Смертельное объятие, укус тигра, кольцо удава, нога слона, наступившая на грудь, которая хрустит и сплющивается под ее тяжестью, острый хвост скорпиона, сок молочая, зазубренный яванский кинжал — лезвие, сверкающее в ночи и гаснущее в крови врага, — заменили бы вы мне осыпавшиеся розы, влажные поцелуи и любовные ласки!
Я сказал, что не могу полюбить — увы! Теперь я боюсь, что любовь пришла ко мне. Уж лучше сто тысяч раз проникнуться ненавистью, чем испытать такую любовь! Я встретил тот тип красоты, о котором мечтал так долго. Я нашел живое воплощение моего призрака; я видел его, он со мною говорил, я касался его рукой, он существует, это не химера. Я давно уже знал, что не мог обмануться, и предчувствия мне не лгали. Да, Сильвио, рядом со мной — идеал моей жизни; вот моя комната, а там — его; отсюда мне видно, как трепещет занавеска у него на окне, и колеблется пламя его лампы. Его тень мелькает на занавеске: через час мы вместе сядем за ужин.

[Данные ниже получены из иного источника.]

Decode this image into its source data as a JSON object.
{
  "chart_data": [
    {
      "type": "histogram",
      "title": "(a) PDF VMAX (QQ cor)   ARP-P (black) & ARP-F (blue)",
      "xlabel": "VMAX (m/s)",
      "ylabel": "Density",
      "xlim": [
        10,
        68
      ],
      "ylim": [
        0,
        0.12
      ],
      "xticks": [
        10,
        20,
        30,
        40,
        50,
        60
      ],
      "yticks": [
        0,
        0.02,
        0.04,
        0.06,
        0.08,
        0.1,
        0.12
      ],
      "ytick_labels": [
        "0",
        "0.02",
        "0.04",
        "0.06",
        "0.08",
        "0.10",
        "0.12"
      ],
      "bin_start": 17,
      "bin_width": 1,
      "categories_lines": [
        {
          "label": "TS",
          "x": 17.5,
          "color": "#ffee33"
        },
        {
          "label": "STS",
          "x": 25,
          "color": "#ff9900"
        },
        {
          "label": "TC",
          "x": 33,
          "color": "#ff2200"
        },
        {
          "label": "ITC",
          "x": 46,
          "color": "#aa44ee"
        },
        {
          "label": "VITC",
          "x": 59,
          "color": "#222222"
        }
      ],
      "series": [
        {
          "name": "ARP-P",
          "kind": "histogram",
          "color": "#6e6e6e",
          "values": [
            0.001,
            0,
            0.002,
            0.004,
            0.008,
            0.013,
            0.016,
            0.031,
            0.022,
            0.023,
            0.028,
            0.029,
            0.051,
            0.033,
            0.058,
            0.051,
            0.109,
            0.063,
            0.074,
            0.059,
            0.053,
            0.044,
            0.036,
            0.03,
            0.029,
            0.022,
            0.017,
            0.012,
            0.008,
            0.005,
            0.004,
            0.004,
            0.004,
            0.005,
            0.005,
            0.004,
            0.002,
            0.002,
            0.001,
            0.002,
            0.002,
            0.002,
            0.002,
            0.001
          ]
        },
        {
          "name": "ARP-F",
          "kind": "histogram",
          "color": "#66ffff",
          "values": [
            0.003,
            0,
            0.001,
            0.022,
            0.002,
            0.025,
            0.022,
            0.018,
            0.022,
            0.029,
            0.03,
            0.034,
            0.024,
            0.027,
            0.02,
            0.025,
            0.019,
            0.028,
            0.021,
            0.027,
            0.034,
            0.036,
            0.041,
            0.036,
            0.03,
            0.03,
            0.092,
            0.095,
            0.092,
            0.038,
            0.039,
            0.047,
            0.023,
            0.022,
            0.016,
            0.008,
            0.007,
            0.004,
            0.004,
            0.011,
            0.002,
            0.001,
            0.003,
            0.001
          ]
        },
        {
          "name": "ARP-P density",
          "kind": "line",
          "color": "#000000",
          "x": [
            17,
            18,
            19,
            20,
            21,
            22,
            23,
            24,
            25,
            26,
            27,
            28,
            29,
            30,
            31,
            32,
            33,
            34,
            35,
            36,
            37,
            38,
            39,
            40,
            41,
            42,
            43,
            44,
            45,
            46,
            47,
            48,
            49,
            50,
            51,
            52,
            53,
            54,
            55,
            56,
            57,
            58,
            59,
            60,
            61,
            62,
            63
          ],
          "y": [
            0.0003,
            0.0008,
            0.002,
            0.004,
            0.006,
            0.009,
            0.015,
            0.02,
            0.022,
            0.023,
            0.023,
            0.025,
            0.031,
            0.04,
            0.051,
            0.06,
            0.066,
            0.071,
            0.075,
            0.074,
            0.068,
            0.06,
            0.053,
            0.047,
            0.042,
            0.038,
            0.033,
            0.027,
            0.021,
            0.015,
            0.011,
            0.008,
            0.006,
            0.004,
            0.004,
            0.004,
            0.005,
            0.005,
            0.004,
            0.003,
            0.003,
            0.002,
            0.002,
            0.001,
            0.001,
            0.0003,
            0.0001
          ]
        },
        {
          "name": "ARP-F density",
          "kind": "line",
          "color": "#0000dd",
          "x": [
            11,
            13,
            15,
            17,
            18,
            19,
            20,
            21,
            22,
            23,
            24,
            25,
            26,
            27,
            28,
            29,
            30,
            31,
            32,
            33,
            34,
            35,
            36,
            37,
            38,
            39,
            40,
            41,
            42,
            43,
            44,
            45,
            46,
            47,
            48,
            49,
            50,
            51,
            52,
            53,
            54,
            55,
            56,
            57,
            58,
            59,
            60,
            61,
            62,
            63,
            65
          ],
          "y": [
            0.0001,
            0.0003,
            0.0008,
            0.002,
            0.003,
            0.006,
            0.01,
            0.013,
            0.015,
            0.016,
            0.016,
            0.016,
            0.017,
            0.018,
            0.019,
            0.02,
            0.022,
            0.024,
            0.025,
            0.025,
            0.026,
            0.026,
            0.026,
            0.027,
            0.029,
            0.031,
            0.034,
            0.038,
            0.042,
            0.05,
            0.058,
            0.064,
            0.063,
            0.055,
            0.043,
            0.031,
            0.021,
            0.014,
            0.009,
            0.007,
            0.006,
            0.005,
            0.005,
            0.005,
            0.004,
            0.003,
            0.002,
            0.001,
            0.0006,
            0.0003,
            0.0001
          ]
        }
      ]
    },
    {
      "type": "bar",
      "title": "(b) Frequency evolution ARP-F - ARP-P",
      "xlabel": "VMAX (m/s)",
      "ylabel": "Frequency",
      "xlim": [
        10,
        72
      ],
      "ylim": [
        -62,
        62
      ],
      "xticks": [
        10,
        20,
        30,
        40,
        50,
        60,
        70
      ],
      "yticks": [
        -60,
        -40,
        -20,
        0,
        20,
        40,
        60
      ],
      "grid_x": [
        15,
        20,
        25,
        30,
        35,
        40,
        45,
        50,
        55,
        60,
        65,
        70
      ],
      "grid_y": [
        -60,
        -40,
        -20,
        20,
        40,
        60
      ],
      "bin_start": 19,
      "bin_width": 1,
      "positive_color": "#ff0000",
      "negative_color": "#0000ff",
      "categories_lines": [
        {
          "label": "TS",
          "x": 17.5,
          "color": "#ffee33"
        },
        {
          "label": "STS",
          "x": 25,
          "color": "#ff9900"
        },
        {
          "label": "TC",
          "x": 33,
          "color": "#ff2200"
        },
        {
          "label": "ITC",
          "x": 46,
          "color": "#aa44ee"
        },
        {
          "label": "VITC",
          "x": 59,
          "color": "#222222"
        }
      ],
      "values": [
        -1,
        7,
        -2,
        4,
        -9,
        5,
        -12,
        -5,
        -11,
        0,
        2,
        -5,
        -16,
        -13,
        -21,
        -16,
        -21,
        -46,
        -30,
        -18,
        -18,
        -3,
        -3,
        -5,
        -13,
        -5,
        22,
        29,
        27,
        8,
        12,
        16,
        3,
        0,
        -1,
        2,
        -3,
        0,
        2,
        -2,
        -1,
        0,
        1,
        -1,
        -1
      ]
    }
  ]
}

Этот прекрасный разрез глаз, напоминающий о Турции, ясный глубокий взор, теплый, бледно-янтарный цвет лица, длинные черные блестящие волосы, нос, очерченный тонко и гордо, изящные, гибкие члены и суставы, как на картинах Пармеджанино, нежные изгибы, чистый овал лица, такой изысканный, такой аристократический — словом, все, о чем я мечтал, что рад был бы обрести, хотя бы по частям в полдюжине разных людей, все это вместе я обрел в одном-единственном человеке!
Более всего на свете меня восхищают красивые руки. Видел бы ты его руку! Совершенство! Какая живая белизна! Какая трогательная нежность! Как изумительно заострены кончики пальцев! Как четко очерчены лунки ногтей! Какие они гладкие и блестящие, точь-в-точь внутренние лепестки розы! Хваленые и прославленные руки Анны Австрийской по сравнению с этими руками все равно что лапищи птичницы или судомойки. И потом, сколько грации, сколько изыска в малейшем движении его руки! Как грациозно изгибается мизинец, держась слегка на отлете от своих старших братьев! Мысль об этой руке сводит меня с ума, томит мои губы дрожью и палит огнем. Я закрываю глаза, чтобы не видеть ее, но она кончиками точеных пальцев ухватывает меня за ресницы и насильно поднимает веки, и перед моим взором проходят тысячи видений, изваянных из снега и слоновой кости.
Ах, нет сомнений, что этой атласной кожей обтянуты когти Сатаны; какой-то насмешливый бес надо мной глумится; это сущее колдовство. Это слишком чудовищно, такого быть не может.